I would like to know since this may be not legal (even if I didn't sign an NDA/NC) as well as perhaps unethical/mess up my future chances with some of these said firms that are much more secretive.

  • Sometimes it's not your choice though, but any company who doesn't want you to tell people will tell you not to
    – Gamora
    Feb 27, 2020 at 11:17

2 Answers 2


Well, there are two possibilities.

The recruiter may be trying to avoid duplicate submissions. This is a Good Thing.

The recruiter may be looking for leads as to companies that would be looking for guys with backgrounds like yours, and he wants you to do his homework for him. This is a Bad Thing.

The answer is to tell him "I understand you don't want to do a duplicate submission, and there may well be companies you'd consider that I already know I'm not interested in. We can work both of those problems easily by running the company past me BEFORE you submit me there."

And then SHUT UP. What the recruiter says next will tell you which possibility is in play.

Now, I have run into recruiters who will try very hard NOT to tell the candidate who the Client is, out of fear that the Candidate will try to end-run the recruiter and cost the recruiter his fee. I have never seen this behavior with a good recruiter, only the bottom feeders. My rule is this: If he's not telling me the Client's name, there are probably other far worse things he doesn't want me to know, and it is not in my best interests to work with that recruiter.

  • [S/he] may be looking for leads .... This is a Bad Thing. It's mainly a bad thing because the recruiter will then submit candidates who will be in direct competition with you for the role. Worst case, they also badmouth you ("Oh yeah, we we're going to submit qxzsilver, but they had really bad references and did not disclose criminal convictions"). Or "Oh hi, manager.
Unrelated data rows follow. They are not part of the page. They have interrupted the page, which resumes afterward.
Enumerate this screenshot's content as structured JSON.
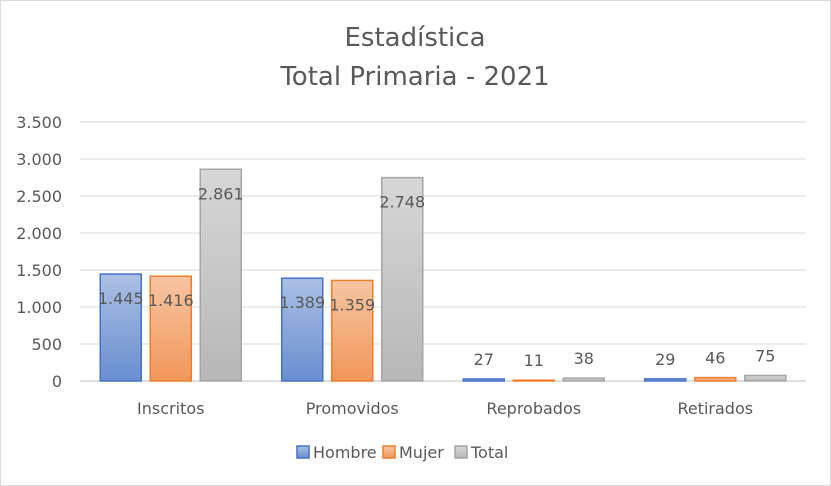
{
  "chart_data": {
    "type": "bar",
    "title_line1": "Estadística",
    "title_line2": "Total Primaria - 2021",
    "xlabel": "",
    "ylabel": "",
    "ylim": [
      0,
      3500
    ],
    "yticks": [
      0,
      500,
      1000,
      1500,
      2000,
      2500,
      3000,
      3500
    ],
    "ytick_labels": [
      "0",
      "500",
      "1.000",
      "1.500",
      "2.000",
      "2.500",
      "3.000",
      "3.500"
    ],
    "grid": true,
    "legend_position": "bottom",
    "categories": [
      "Inscritos",
      "Promovidos",
      "Reprobados",
      "Retirados"
    ],
    "series": [
      {
        "name": "Hombre",
        "values": [
          1445,
          1389,
          27,
          29
        ],
        "labels": [
          "1.445",
          "1.389",
          "27",
          "29"
        ],
        "color": "#4472c4"
      },
      {
        "name": "Mujer",
        "values": [
          1416,
          1359,
          11,
          46
        ],
        "labels": [
          "1.416",
          "1.359",
          "11",
          "46"
        ],
        "color": "#ed7d31"
      },
      {
        "name": "Total",
        "values": [
          2861,
          2748,
          38,
          75
        ],
        "labels": [
          "2.861",
          "2.748",
          "38",
          "75"
        ],
        "color": "#a5a5a5"
      }
    ]
  }
}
I got your name from your bestest employee qxzsilver...". Or "So, you're interviewing elsewhere?" - thinks: I won't waste an interview slot on qxzsilver.
    – Justin
    Feb 27, 2020 at 14:22
  • Your response should always be "How would you feel if I gave out your leads to other recruiters?"
    – Justin
    Feb 27, 2020 at 14:44

I suspect the recruiter wants to avoid presenting you to places where you've already been presented. That's definitely good for them, and probably good for you.
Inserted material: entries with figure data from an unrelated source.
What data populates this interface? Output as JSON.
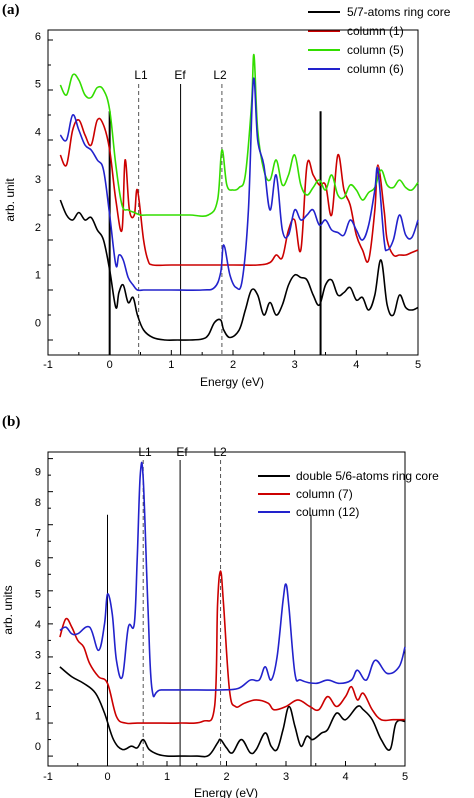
{
  "chart_data": [
    {
      "type": "line",
      "panel_label": "(a)",
      "title": "",
      "xlabel": "Energy (eV)",
      "ylabel": "arb. unit",
      "xlim": [
        -1,
        5
      ],
      "ylim": [
        -0.3,
        6.2
      ],
      "xticks": [
        "-1",
        "0",
        "1",
        "2",
        "3",
        "4",
        "5"
      ],
      "yticks": [
        "0",
        "1",
        "2",
        "3",
        "4",
        "5",
        "6"
      ],
      "legend_position": "top-right",
      "vertical_markers": [
        {
          "x": 0.0,
          "style": "solid-thick",
          "label": ""
        },
        {
          "x": 0.47,
          "style": "dashed",
          "label": "L1"
        },
        {
          "x": 1.15,
          "style": "solid",
          "label": "Ef"
        },
        {
          "x": 1.82,
          "style": "dashed",
          "label": "L2"
        },
        {
          "x": 3.42,
          "style": "solid-thick",
          "label": ""
        }
      ],
      "series": [
        {
          "name": "5/7-atoms ring core",
          "color": "#000000",
          "x": [
            -0.8,
            -0.7,
            -0.6,
            -0.5,
            -0.4,
            -0.3,
            -0.2,
            -0.1,
            0.0,
            0.1,
            0.15,
            0.22,
            0.3,
            0.38,
            0.45,
            0.55,
            0.7,
            0.9,
            1.1,
            1.3,
            1.5,
            1.6,
            1.7,
            1.8,
            1.85,
            1.95,
            2.1,
            2.2,
            2.3,
            2.4,
            2.5,
            2.6,
            2.7,
            2.8,
            2.9,
            3.0,
            3.1,
            3.2,
            3.3,
            3.4,
            3.5,
            3.6,
            3.7,
            3.8,
            3.9,
            4.0,
            4.1,
            4.2,
            4.3,
            4.4,
            4.5,
            4.6,
            4.7,
            4.8,
            4.9,
            5.0
          ],
          "y": [
            2.8,
            2.5,
            2.4,
            2.55,
            2.4,
            2.45,
            2.2,
            2.0,
            1.4,
            0.65,
            0.95,
            1.1,
            0.75,
            0.85,
            0.5,
            0.2,
            0.05,
            0.0,
            0.0,
            0.0,
            0.02,
            0.1,
            0.35,
            0.4,
            0.2,
            0.05,
            0.2,
            0.6,
            1.0,
            0.9,
            0.5,
            0.75,
            0.5,
            0.7,
            1.1,
            1.3,
            1.25,
            1.2,
            0.9,
            0.7,
            1.1,
            1.2,
            0.9,
            0.95,
            1.05,
            0.8,
            0.85,
            0.6,
            0.9,
            1.6,
            0.7,
            0.5,
            0.9,
            0.65,
            0.6,
            0.65
          ]
        },
        {
          "name": "column (1)",
          "color": "#cc0000",
          "x": [
            -0.8,
            -0.7,
            -0.6,
            -0.5,
            -0.4,
            -0.3,
            -0.2,
            -0.1,
            0.0,
            0.1,
            0.2,
            0.25,
            0.32,
            0.4,
            0.45,
            0.55,
            0.62,
            0.7,
            1.0,
            1.5,
            2.0,
            2.4,
            2.6,
            2.7,
            2.8,
            2.9,
            3.0,
            3.1,
            3.2,
            3.3,
            3.4,
            3.5,
            3.6,
            3.7,
            3.8,
            3.9,
            4.0,
            4.1,
            4.2,
            4.3,
            4.35,
            4.45,
            4.5,
            4.6,
            4.7,
            4.8,
            4.9,
            5.0
          ],
          "y": [
            3.7,
            3.5,
            4.2,
            4.4,
            4.1,
            3.9,
            4.4,
            4.3,
            3.8,
            2.8,
            2.2,
            3.6,
            2.6,
            2.5,
            3.0,
            2.0,
            1.6,
            1.5,
            1.5,
            1.5,
            1.5,
            1.5,
            1.55,
            1.7,
            1.65,
            2.2,
            2.4,
            1.8,
            3.5,
            3.3,
            3.1,
            3.1,
            2.5,
            3.7,
            3.0,
            2.7,
            2.1,
            1.8,
            1.6,
            2.6,
            3.5,
            2.6,
            2.0,
            1.7,
            1.7,
            1.7,
            1.75,
            1.8
          ]
        },
        {
          "name": "column (5)",
          "color": "#33dd00",
          "x": [
            -0.8,
            -0.7,
            -0.6,
            -0.5,
            -0.4,
            -0.3,
            -0.2,
            -0.1,
            0.0,
            0.1,
            0.2,
            0.3,
            0.4,
            0.5,
            0.6,
            0.8,
            1.0,
            1.3,
            1.6,
            1.75,
            1.82,
            1.9,
            2.0,
            2.1,
            2.2,
            2.3,
            2.34,
            2.4,
            2.5,
            2.6,
            2.7,
            2.8,
            2.9,
            3.0,
            3.1,
            3.2,
            3.3,
            3.4,
            3.5,
            3.6,
            3.7,
            3.8,
            3.9,
            4.0,
            4.1,
            4.2,
            4.3,
            4.4,
            4.5,
            4.6,
            4.7,
            4.8,
            4.9,
            5.0
          ],
          "y": [
            5.1,
            4.9,
            5.3,
            5.2,
            4.9,
            4.85,
            5.05,
            5.0,
            4.6,
            3.5,
            2.7,
            2.6,
            2.55,
            2.5,
            2.5,
            2.5,
            2.5,
            2.5,
            2.5,
            2.8,
            3.8,
            3.1,
            3.0,
            3.05,
            3.3,
            4.7,
            5.7,
            4.2,
            3.4,
            3.2,
            3.6,
            3.1,
            3.3,
            3.7,
            3.1,
            2.9,
            3.05,
            3.2,
            3.0,
            3.3,
            2.9,
            2.85,
            3.1,
            3.0,
            2.8,
            2.95,
            3.05,
            3.4,
            3.1,
            3.05,
            3.2,
            3.05,
            3.0,
            3.15
          ]
        },
        {
          "name": "column (6)",
          "color": "#2222cc",
          "x": [
            -0.8,
            -0.7,
            -0.6,
            -0.5,
            -0.4,
            -0.3,
            -0.2,
            -0.1,
            0.0,
            0.1,
            0.15,
            0.22,
            0.3,
            0.38,
            0.45,
            0.55,
            0.62,
            0.7,
            1.0,
            1.5,
            1.7,
            1.8,
            1.85,
            1.95,
            2.05,
            2.15,
            2.25,
            2.33,
            2.4,
            2.5,
            2.6,
            2.7,
            2.8,
            2.9,
            3.0,
            3.1,
            3.2,
            3.3,
            3.4,
            3.5,
            3.6,
            3.7,
            3.8,
            3.9,
            4.0,
            4.1,
            4.2,
            4.3,
            4.35,
            4.45,
            4.5,
            4.6,
            4.7,
            4.8,
            4.9,
            5.0
          ],
          "y": [
            4.1,
            4.0,
            4.5,
            4.2,
            3.9,
            3.8,
            3.6,
            3.4,
            2.5,
            1.5,
            1.7,
            1.6,
            1.25,
            1.1,
            1.0,
            1.0,
            1.0,
            1.0,
            1.0,
            1.0,
            1.05,
            1.35,
            1.9,
            1.3,
            1.05,
            1.2,
            2.6,
            5.2,
            4.0,
            3.5,
            2.6,
            3.3,
            2.2,
            2.1,
            2.6,
            2.4,
            2.5,
            2.6,
            2.3,
            2.4,
            2.2,
            2.15,
            2.1,
            2.4,
            2.2,
            2.0,
            2.3,
            3.0,
            3.4,
            2.0,
            1.8,
            2.0,
            2.5,
            2.1,
            2.05,
            2.4
          ]
        }
      ]
    },
    {
      "type": "line",
      "panel_label": "(b)",
      "title": "",
      "xlabel": "Energy (eV)",
      "ylabel": "arb. units",
      "xlim": [
        -1,
        5
      ],
      "ylim": [
        -0.3,
        9.2
      ],
      "xticks": [
        "-1",
        "0",
        "1",
        "2",
        "3",
        "4",
        "5"
      ],
      "yticks": [
        "0",
        "1",
        "2",
        "3",
        "4",
        "5",
        "6",
        "7",
        "8",
        "9"
      ],
      "legend_position": "top-right",
      "vertical_markers": [
        {
          "x": 0.0,
          "style": "solid",
          "label": ""
        },
        {
          "x": 0.6,
          "style": "dashed",
          "label": "L1"
        },
        {
          "x": 1.22,
          "style": "solid",
          "label": "Ef"
        },
        {
          "x": 1.9,
          "style": "dashed",
          "label": "L2"
        },
        {
          "x": 3.42,
          "style": "solid",
          "label": ""
        }
      ],
      "series": [
        {
          "name": "double 5/6-atoms ring core",
          "color": "#000000",
          "x": [
            -0.8,
            -0.6,
            -0.4,
            -0.2,
            -0.05,
            0.1,
            0.25,
            0.4,
            0.5,
            0.6,
            0.7,
            0.85,
            1.0,
            1.2,
            1.5,
            1.7,
            1.85,
            1.9,
            2.0,
            2.1,
            2.25,
            2.4,
            2.5,
            2.65,
            2.75,
            2.85,
            2.95,
            3.05,
            3.15,
            3.25,
            3.35,
            3.45,
            3.6,
            3.7,
            3.85,
            4.0,
            4.2,
            4.3,
            4.45,
            4.6,
            4.75,
            4.85,
            5.0
          ],
          "y": [
            2.7,
            2.4,
            2.2,
            1.9,
            1.3,
            0.5,
            0.2,
            0.3,
            0.25,
            0.5,
            0.2,
            0.05,
            0.0,
            0.0,
            0.0,
            0.02,
            0.4,
            0.5,
            0.25,
            0.1,
            0.5,
            0.1,
            0.2,
            0.7,
            0.3,
            0.2,
            0.8,
            1.5,
            0.9,
            0.3,
            0.6,
            0.5,
            0.7,
            0.8,
            1.3,
            1.1,
            1.5,
            1.4,
            1.1,
            0.5,
            0.2,
            1.0,
            1.05
          ]
        },
        {
          "name": "column (7)",
          "color": "#cc0000",
          "x": [
            -0.8,
            -0.7,
            -0.6,
            -0.5,
            -0.4,
            -0.3,
            -0.15,
            0.0,
            0.15,
            0.3,
            0.5,
            0.8,
            1.2,
            1.6,
            1.8,
            1.85,
            1.9,
            1.95,
            2.05,
            2.15,
            2.3,
            2.5,
            2.7,
            2.8,
            3.0,
            3.2,
            3.4,
            3.55,
            3.7,
            3.85,
            4.0,
            4.1,
            4.2,
            4.3,
            4.45,
            4.6,
            4.8,
            5.0
          ],
          "y": [
            3.6,
            4.15,
            3.9,
            3.5,
            3.3,
            2.8,
            2.4,
            2.2,
            1.2,
            1.0,
            1.0,
            1.0,
            1.0,
            1.05,
            1.5,
            4.6,
            5.6,
            4.6,
            2.0,
            1.5,
            1.6,
            1.7,
            1.6,
            1.4,
            1.5,
            1.7,
            1.5,
            1.4,
            1.8,
            1.5,
            1.8,
            2.1,
            1.7,
            1.9,
            1.4,
            1.1,
            1.1,
            1.1
          ]
        },
        {
          "name": "column (12)",
          "color": "#2222cc",
          "x": [
            -0.8,
            -0.7,
            -0.6,
            -0.5,
            -0.3,
            -0.15,
            -0.05,
            0.0,
            0.08,
            0.15,
            0.25,
            0.35,
            0.45,
            0.5,
            0.55,
            0.6,
            0.68,
            0.75,
            0.9,
            1.5,
            1.9,
            2.2,
            2.4,
            2.55,
            2.65,
            2.75,
            2.85,
            2.95,
            3.0,
            3.05,
            3.15,
            3.25,
            3.5,
            3.7,
            3.9,
            4.1,
            4.2,
            4.35,
            4.5,
            4.7,
            4.9,
            5.0
          ],
          "y": [
            3.8,
            3.9,
            3.7,
            3.7,
            3.9,
            3.2,
            4.0,
            4.9,
            4.3,
            2.9,
            2.4,
            3.9,
            4.0,
            6.0,
            8.5,
            8.4,
            4.5,
            2.0,
            2.0,
            2.0,
            2.0,
            2.05,
            2.3,
            2.3,
            2.7,
            2.3,
            3.0,
            4.7,
            5.2,
            4.5,
            2.5,
            2.3,
            2.2,
            2.3,
            2.2,
            2.3,
            2.6,
            2.3,
            2.9,
            2.5,
            2.7,
            3.3
          ]
        }
      ]
    }
  ]
}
You should ask the recruiter why they want this information. In general, it's always good to ask the recruiter about their process and other details of the way they're handling your case. If, after that conversation, you don't trust them, don't work with them.

There's another way to handle this issue. Ask the recruiter to talk to you before they present you anywhere, so you can warn them if you're already talking to that place.